Mike nodded and approached the speaker. 

“How are you today? Good? I’ll have one order of chicken fingers and a hamburger, no cheese, with fries.”

He turned around and made his way back over to the bench, sitting down.

“Calm down, kid,” he told Jesse. “You make me nervous.”

This of course only served to make Jesse that little bit more nervous. He started scratching at his ear, picking an old scab and looking everywhere in the vicinity except for at Mike.

“Kid,” Mike said again. “What’s wrong?”

“I’m just… I don’t… I’m so confused.” Jesse didn’t mean to say the words, but they came tumbling out of his mouth anyway, unbidden. He wanted to be Mike’s stalwart wingman, or whatever he was exactly. He didn’t want to show any sign of weakness. But here he was. Weak. That was what he was. That was the one face that he seemed to wear well. Probably because it was the true one, once you got to Jesse’s core.
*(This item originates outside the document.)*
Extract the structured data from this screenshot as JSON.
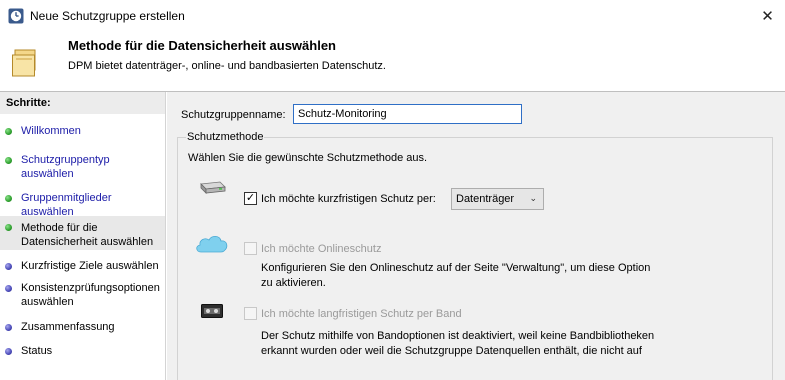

That was what Mr. White would say, at least. Wouldn’t he? Didn’t he take any opportunity to tell Jesse what a failure he was?

“What are you confused about?” Mike’s voice was firm, but strangely gentle. He reached out and tilted Jesse’s chin upwards, so that Jesse could look into Mike’s eyes. “You know, you act pretty quick in a crisis. So if you don’t have the rest of it all figured out just yet, then that isn’t all that big of a deal. You can take your time.”

Jesse put his hands on either side of his head and pressed, shuddering.

“No, I can’t. I have to figure it out now. Before… before it’s too late.”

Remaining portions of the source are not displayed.